John Ostrander: Nasty Surprises

NeroWolfeFiles_front_fsI’ve heard it said that old friends are the best friends. That makes sense to me. Over time, you’ve shared experiences together, both good and bad. You’ve grown to know each other, to know the little idiosyncrasies that make up who we are, that make the bonds between us.

You can form that kind of relationships with books as well, especially series. The first time you read the book, it’s to discover the story, to learn what happens next. As you return to it, or read another book in the series, it’s because you want to revisit them.

For example, for me every new book in The Number One Ladies Detective Agency series by Alexander McCall Smith is like a new visit with old friends. I know the characters, the main ones and the wide supporting cast as well, and I want to learn what is going on with their lives. There are surprises in each visit, to be sure, but I now know the locale and what these people are like, I know their foibles and their virtues. They do grow but they are still the same characters I know and love.

As I mentioned in a recent column, I’ve been re-reading the Nero Wolfe mysteries by Rex Stout. There’s a lot of them – Stout started the series in the 30s and ended the run only with his death in 1975. In all, there are 33 novels and 39 novellas in the canon. It’s been so long since I’ve read most of them that most of the time I don’t really remember what the mystery is or whodunit.

However, I don’t really come back for the mysteries – I come back for old friends, principally the great detective, Nero Wolfe, and his intrepid assistant, Archie Goodwin. They’re a great team – Wolfe is the armchair detective, the great mind in the tradition of Sherlock Holmes. Archie is the wisecracking modern semi-hard boiled detective in the tradition of Chandler’s Phillip Marlowe. (Archie also is our narrator in all the stories and he’s a damn good one.) Their relationship, their repartee, is what drives the series.

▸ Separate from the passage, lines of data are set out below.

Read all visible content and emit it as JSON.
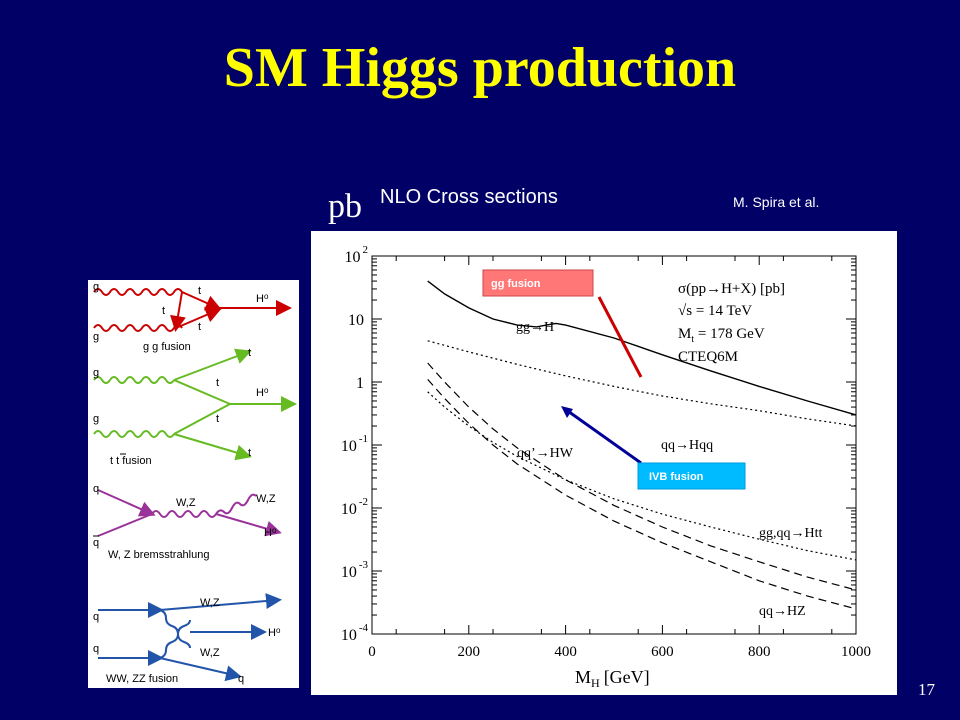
{
  "slide": {
    "title": "SM Higgs production",
    "page_number": "17",
    "unit_label": "pb",
    "plot_heading": "NLO Cross sections",
    "credit": "M. Spira et al."
  },
  "diagrams": {
    "gg_fusion": {
      "caption": "g g fusion",
      "color": "#cc0000",
      "labels": [
        "g",
        "g",
        "t",
        "t",
        "t",
        "H",
        "o"
      ]
    },
    "ttbar_fusion": {
      "caption": "t t fusion",
      "caption_bar": "t",
      "color": "#66bb22",
      "labels": [
        "t",
        "g",
        "t",
        "H",
        "o",
        "g",
        "t",
        "t"
      ]
    },
    "bremsstrahlung": {
      "caption": "W, Z bremsstrahlung",
      "color": "#993399",
      "labels": [
        "q",
        "W,Z",
        "W,Z",
        "q",
        "H",
        "o"
      ]
    },
    "vbf": {
      "caption": "WW, ZZ fusion",
      "color": "#2255aa",
      "labels": [
        "W,Z",
        "q",
        "H",
        "o",
        "q",
        "W,Z",
        "q"
      ]
    }
  },
  "callouts": {
    "gg": {
      "label": "gg fusion",
      "color": "#ff7777",
      "arrow_color": "#cc0000"
    },
    "ivb": {
      "label": "IVB fusion",
      "color": "#00bbff",
      "arrow_color": "#000099"
    }
  },
  "chart_data": {
    "type": "line",
    "title": "",
    "xlabel": "M",
    "xlabel_sub": "H",
    "xlabel_unit": "[GeV]",
    "ylabel": "",
    "xlim": [
      0,
      1000
    ],
    "ylim": [
      0.0001,
      100
    ],
    "yscale": "log",
    "grid": false,
    "x_ticks": [
      "0",
      "200",
      "400",
      "600",
      "800",
      "1000"
    ],
    "y_ticks": [
      {
        "base": "10",
        "exp": "-4"
      },
      {
        "base": "10",
        "exp": "-3"
      },
      {
        "base": "10",
        "exp": "-2"
      },
      {
        "base": "10",
        "exp": "-1"
      },
      {
        "base": "1",
        "exp": ""
      },
      {
        "base": "10",
        "exp": ""
      },
      {
        "base": "10",
        "exp": "2"
      }
    ],
    "info_box": [
      "σ(pp→H+X) [pb]",
      "√s = 14 TeV",
      "M",
      "t",
      " = 178 GeV",
      "CTEQ6M"
    ],
    "series": [
      {
        "name": "gg→H",
        "style": "solid",
        "x": [
          115,
          150,
          200,
          250,
          300,
          340,
          360,
          380,
          400,
          500,
          600,
          700,
          800,
          900,
          1000
        ],
        "y": [
          40,
          25,
          15,
          10,
          8,
          7.5,
          8,
          8.5,
          8,
          5,
          2.7,
          1.5,
          0.85,
          0.5,
          0.3
        ]
      },
      {
        "name": "qq→Hqq",
        "style": "dotted",
        "x": [
          115,
          200,
          300,
          400,
          500,
          600,
          700,
          800,
          900,
          1000
        ],
        "y": [
          4.5,
          3.0,
          1.9,
          1.25,
          0.85,
          0.6,
          0.45,
          0.35,
          0.26,
          0.2
        ]
      },
      {
        "name": "qq'→HW",
        "style": "dashed",
        "x": [
          115,
          150,
          200,
          250,
          300,
          400,
          500,
          600,
          700,
          800,
          900,
          1000
        ],
        "y": [
          2,
          1.0,
          0.4,
          0.18,
          0.09,
          0.028,
          0.011,
          0.005,
          0.0025,
          0.0014,
          0.0008,
          0.0005
        ]
      },
      {
        "name": "qq→HZ",
        "style": "dashed",
        "x": [
          115,
          150,
          200,
          250,
          300,
          400,
          500,
          600,
          700,
          800,
          900,
          1000
        ],
        "y": [
          1.1,
          0.55,
          0.22,
          0.1,
          0.05,
          0.016,
          0.0062,
          0.0028,
          0.0014,
          0.0007,
          0.0004,
          0.00025
        ]
      },
      {
        "name": "gg,qq→Htt",
        "style": "dotted",
        "x": [
          115,
          150,
          200,
          250,
          300,
          400,
          500,
          600,
          700,
          800,
          900,
          1000
        ],
        "y": [
          0.7,
          0.4,
          0.2,
          0.11,
          0.066,
          0.028,
          0.014,
          0.008,
          0.005,
          0.0032,
          0.0021,
          0.0015
        ]
      }
    ],
    "curve_labels": [
      {
        "parts": [
          "gg",
          "→",
          "H"
        ]
      },
      {
        "parts": [
          "qq",
          "→",
          "Hqq"
        ]
      },
      {
        "parts": [
          "qq",
          "’",
          "→",
          "HW"
        ]
      },
      {
        "parts": [
          "gg,qq",
          "→",
          "Htt"
        ]
      },
      {
        "parts": [
          "qq",
          "→",
          "HZ"
        ]
      }
    ]
  }
}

Wolfe has many well defined idiosyncrasies: he keeps religiously to his routine, never leaves his brownstone in New York if he can help it, is a gourmand (and looks it; we’re often told he weighs a seventh of a ton), cultivates orchards, is a misogynist, is paranoid about traveling in any vehicle (convinced that the vehicle at some irrational moment will kill him), loves big words and knows how to use them, and is almost terminally lazy. If Archie wasn’t there to badger him. Wolfe would probably never work at all.

Part of Stout’s way of shaking up the series is to occasionally put Wolfe in very uncomfortable positions, usually involving his being obliged to leave his dwelling. One of Wolfe’s immediate objectives invariably is to find a chair that cannot only hold him and bear his weight but in which he feels comfortable and secure; not always an easy task.

In the fifth book of the series, Too Many Cooks, Stout inflicts many indignities on Wolfe from the start. We begin with the great detective on a train; if you know Wolfe and his horrors of travel, you already know how much this will bother him. He and Archie are traveling to West Virginia, to a well known resort where fifteen of the top chefs from around the world gather for a special banquet where Wolfe will be the guest of honor and the main speaker. Needless to say, one of the chefs winds up murdered and Wolfe, if he ever wants to get home, will need to solve the case. So far so good and very entertaining.

That said, there was something that took me aback as I read it. At this resort, the staff are all African-Americans, and there is a casual use of racial slurs by several characters, including Archie. Other nationalities also get ethnic slurs used with them but, with the African-Americans, the slurs carry with them the whole bigoted attitude that those words embody.

The book was published in 1938 and will, as most pop culture, reflect the society and attitude of its day. That said, it was still startling and somewhat off-putting to me. I don’t expect something written back then to reflect sensibilities more prevalent today. I am not and never was someone who expected the word “nigger” to be excised from Huckleberry Finn.

Still, it did catch me by surprise. It’s an attitude I hadn’t seen in my old friend before and didn’t expect to find it here. I wasn’t sure I wanted to finish the book.

I did and I’m glad I did. At one point, in order to solve the mystery, Wolfe needs to question the black staff, the cooks and the servants, together. And this is where Stout provides an admirable twist. Wolfe treats them as individuals and with respect, and so does the author. They have names, they have separate identities and characters, different outlooks and goals and ways of talking. One waiter is working at the resort to put himself through Howard College. There are no “niggers” in this group. They’re people, individuals, and that’s the point Stout makes. In a book published in 1938. I find that remarkable.

This is not to paint Wolfe as a civil rights champion. He is not. Wolfe (Stout?) is an undeniable misogynist and that may be a subject for a column at some future date. Wolfe is also ruthlessly pragmatic at times and, in this case, he needs information. However, he doesn’t allow blind prejudice, such as Archie demonstrates, to get in his way of solving the murder. That being said, Wolfe treats the men as men.

It is nice when you find that your old friend is who you thought they were, whether that old friend is living or fictional. Well done, Nero Wolfe. Highly satisfactory.